2. Design Principles

  1. The context window is L1 cache, not memory. Everything lives in the backing store; context is a curated working set.
  2. Eviction is cooperative. The model participates in eviction decisions via cleanup tags and phantom tools. It has incentive: cleaner context = better attention quality.
  3. Compression is authored, not algorithmic. The model (or a helper LLM) writes summaries with declared losses. It knows what matters.
  4. The backing store is queryable. The model can ask questions of evicted content without materializing it. Micro-faults replace full page-ins.
  5. Objects, not blocks. The unit of memory is a semantic object (a design decision, a debugging session, a file understanding) -- not a fixed-size page keyed by file path.
  6. Transparency. The proxy is invisible to the client and the inference API. No changes to opencode or the model required.

3. System Architecture

                    opencode (client)
                         |
                         | HTTP (Messages API)
                         v
              +---------------------+
              |    MNEMOSYNE PROXY  |
              |                     |
              |  +---------------+  |
              |  | Context       |  |     +------------------+
              |  | Assembler     |--|---->| Helper LLM       |
              |  |               |  |     | (Haiku / local)  |
              |  +---------------+  |     |                  |
              |  | Fidelity      |  |     | - Summarization  |
              |  | Manager       |  |     | - Loss declaration|
              |  +---------------+  |     | - Micro-fault QA |
              |  | Object        |  |     | - Segmentation   |
              |  | Segmenter     |  |     +------------------+
              |  +---------------+  |
              |  | Fault         |  |     +------------------+
              |  | Detector      |  |     | Object Store     |
              |  +---------------+  |     | (PostgreSQL +    |
              |  | Phantom Tool  |--|---->|  pgvector)       |
              |  | Handler       |  |     |                  |
              |  +---------------+  |     | - Full content   |
              |  | Cleanup Tag   |  |     | - Multi-fidelity |
              |  | Parser        |  |     |   summaries      |
              |  +---------------+  |     | - Embeddings     |
              |  | Pressure      |  |     | - Relationships  |
              |  | Monitor       |  |     | - Fault history  |
              |  +---------------+  |     +------------------+
              +---------------------+
                         |
                         | HTTP (Messages API, modified)
                         v
                  Inference API (Anthropic)

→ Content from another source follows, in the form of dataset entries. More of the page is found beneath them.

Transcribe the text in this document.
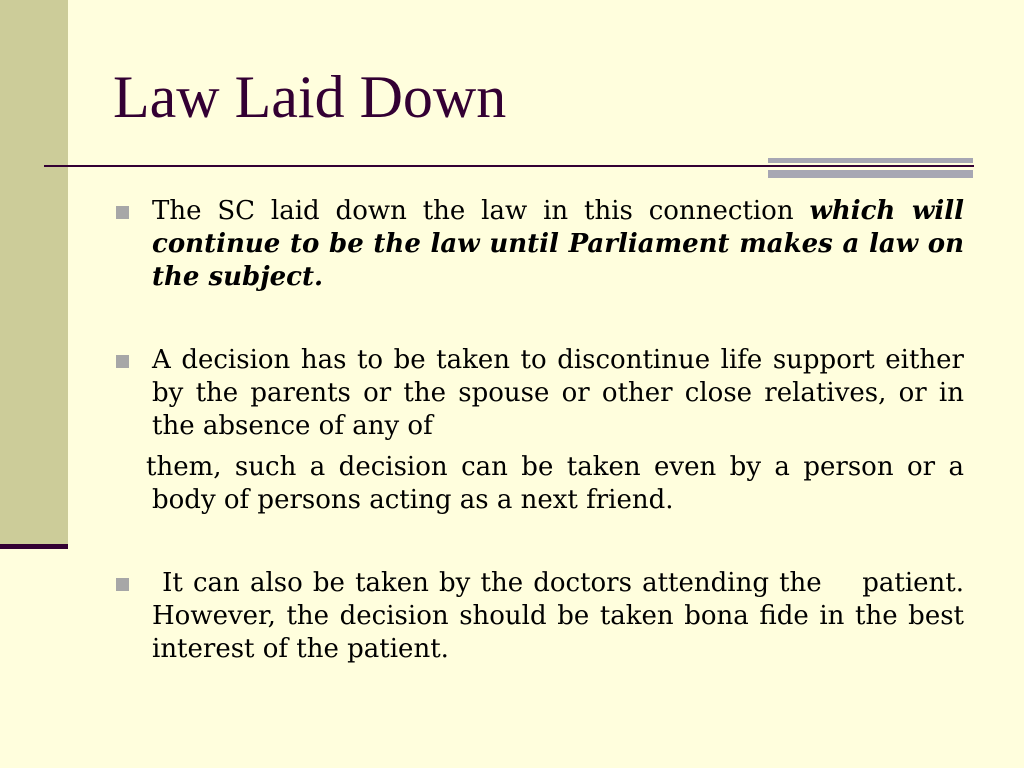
Law Laid Down

The SC laid down the law in this connection which will continue to be the law until Parliament makes a law on the subject.

A decision has to be taken to discontinue life support either by the parents or the spouse or other close relatives, or in the absence of any of

them, such a decision can be taken even by a person or a body of persons acting as a next friend.

It can also be taken by the doctors attending the    patient. However, the decision should be taken bona fide in the best interest of the patient.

Component Responsibilities

Component Role
Context Assembler Builds the modified message array for each API call. Selects which objects are resident at which fidelity. Injects phantom tool definitions.
Fidelity Manager Tracks current fidelity level of each object. Degrades fidelity under pressure. Upgrades on access. Manages the L0-L3 fidelity ladder.
Object Segmenter Splits the conversation stream into semantic objects. Runs after each turn. Uses embedding coherence + structural signals (tool boundaries, topic shifts).
Fault Detector Detects page faults (model re-requests evicted content). Records fault history for pinning decisions. Detects micro-fault queries.
Phantom Tool Handler Intercepts phantom tool calls from the model's streaming response before they reach the client. Handles memory_release, memory_query, memory_restore.
Cleanup Tag Parser Parses structured directives from the model's text output: drop, summarize, anchor, collapse. Extended with declare_losses.
Pressure Monitor Tracks token consumption per request. Determines pressure zone (Normal/Caution/Warning/Critical). Triggers fidelity degradation.
Helper LLM Cheap model (Haiku, GPT-4o-mini, or local qwen2.5) that authors summaries, declares losses, answers micro-fault queries, and assists with object segmentation.
Object Store PostgreSQL + pgvector database holding all semantic objects at all fidelity levels, with embeddings, metadata, relationships, and fault history.

4. Memory Hierarchy

+----------------------------------------------------------------+
|  L0: Full Content (in context window)                          |
|  - Current working set of semantic objects                     |
|  - Full text, no compression                                  |
|  - Capacity: ~60% of context window budget                     |
+----------------------------------------------------------------+
|  L1: Detailed Summary (in context window)                      |
|  - Model-authored summary, ~30% of original size               |
|  - Preserves: file paths, function names, decisions, errors    |
|  - Declared losses: specific values, exact code, edge cases    |
|  - Capacity: ~20% of context window budget                     |
+----------------------------------------------------------------+
|  L2: Compact Summary (in context window)                       |
|  - Model-authored headline, ~5% of original size               |
|  - Preserves: what was done, what was decided, key files       |
|  - Declared losses: implementation details, reasoning          |
|  - Capacity: ~15% of context window budget                     |
+----------------------------------------------------------------+
|  L3: Metadata Stub (in context window)                         |
|  - One-line description + type + timestamp                     |
|  - ~50-100 tokens per object                                   |
|  - Capacity: ~5% of context window budget                      |
+----------------------------------------------------------------+
|  L4: Evicted (not in context, in backing store only)           |
|  - Not present in context at all                               |
|  - Queryable via memory_query phantom tool                     |
|  - Restorable via memory_restore phantom tool                  |
+----------------------------------------------------------------+
|  BACKING STORE (PostgreSQL + pgvector)                         |
|  - All objects at all fidelity levels, always                  |
|  - Full content preserved indefinitely                         |
|  - Embeddings for semantic search                              |
|  - Cross-session persistence (future)                          |
+----------------------------------------------------------------+

Fidelity Transitions

Pressure rising (token count increasing):
  L0 (full) --[summarize]--> L1 (detailed) --[compress]--> L2 (compact) --[stub]--> L3 --[evict]--> L4

Access / fault (model needs content):
  L4 --[memory_restore]--> L0 (full page-in)
  L4 --[memory_query]--> (helper LLM answers, object stays at L4)
  L3 --[model references]--> L1 or L0 (upgrade on access)
  L2 --[model references]--> L1 (upgrade on access)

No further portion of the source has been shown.